Ia menilai, kehadiran Presiden Prabowo Subianto dalam peringatan May Day di Monas, Jakarta Pusat pada 1 Mei 2026 serta berbagai agenda yang disampaikan mencerminkan perubahan dalam pola relasi antara negara dan gerakan buruh.
Menurutnya, negara kini tidak lagi sepenuhnya berada di luar, tetapi mulai terlibat dalam ruang dialog sekaligus menghadirkan respons kebijakan.
Beberapa kebijakan yang disoroti antara lain pengesahan Undang-Undang Perlindungan Pekerja Rumah Tangga (PPRT), pembentukan Satuan Tugas pemutusan hubungan kerja (PHK), ratifikasi Konvensi ILO 188 tentang perlindungan pekerja perikanan, serta upaya pembatasan praktik alih daya.

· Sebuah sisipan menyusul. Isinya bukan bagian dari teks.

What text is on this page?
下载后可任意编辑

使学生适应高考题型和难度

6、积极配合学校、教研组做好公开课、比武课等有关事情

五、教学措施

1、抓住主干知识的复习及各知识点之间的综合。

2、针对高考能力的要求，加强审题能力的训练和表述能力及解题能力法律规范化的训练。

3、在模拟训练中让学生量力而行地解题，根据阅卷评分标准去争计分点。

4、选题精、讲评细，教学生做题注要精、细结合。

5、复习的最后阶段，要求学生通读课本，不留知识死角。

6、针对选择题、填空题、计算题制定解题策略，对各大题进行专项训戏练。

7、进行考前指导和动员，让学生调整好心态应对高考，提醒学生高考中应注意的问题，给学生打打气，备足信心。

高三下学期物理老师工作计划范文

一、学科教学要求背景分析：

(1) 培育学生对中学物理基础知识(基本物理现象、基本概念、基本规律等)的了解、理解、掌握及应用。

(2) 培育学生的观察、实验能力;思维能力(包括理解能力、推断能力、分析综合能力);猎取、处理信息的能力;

Selain itu, pemerintah juga menyampaikan rencana pembangunan perumahan buruh di kawasan industri, penyediaan fasilitas penitipan anak, penguatan jaminan sosial, hingga wacana penyusunan undang-undang ketenagakerjaan baru.
“Ini langkah awal yang penting, tetapi tantangannya adalah memastikan kebijakan tersebut berjalan efektif di lapangan,” kata Ilhamsyah.
Ia menjelaskan, sejumlah persoalan struktural masih menjadi hambatan, seperti kondisi tenaga kerja yang semakin beragam akibat sistem kontrak, alih daya, dan berkembangnya pekerjaan fleksibel.
Situasi tersebut, menurut dia, tidak hanya berdampak pada kepastian kerja, tetapi juga memengaruhi kekuatan organisasi buruh dalam melakukan pengorganisasian.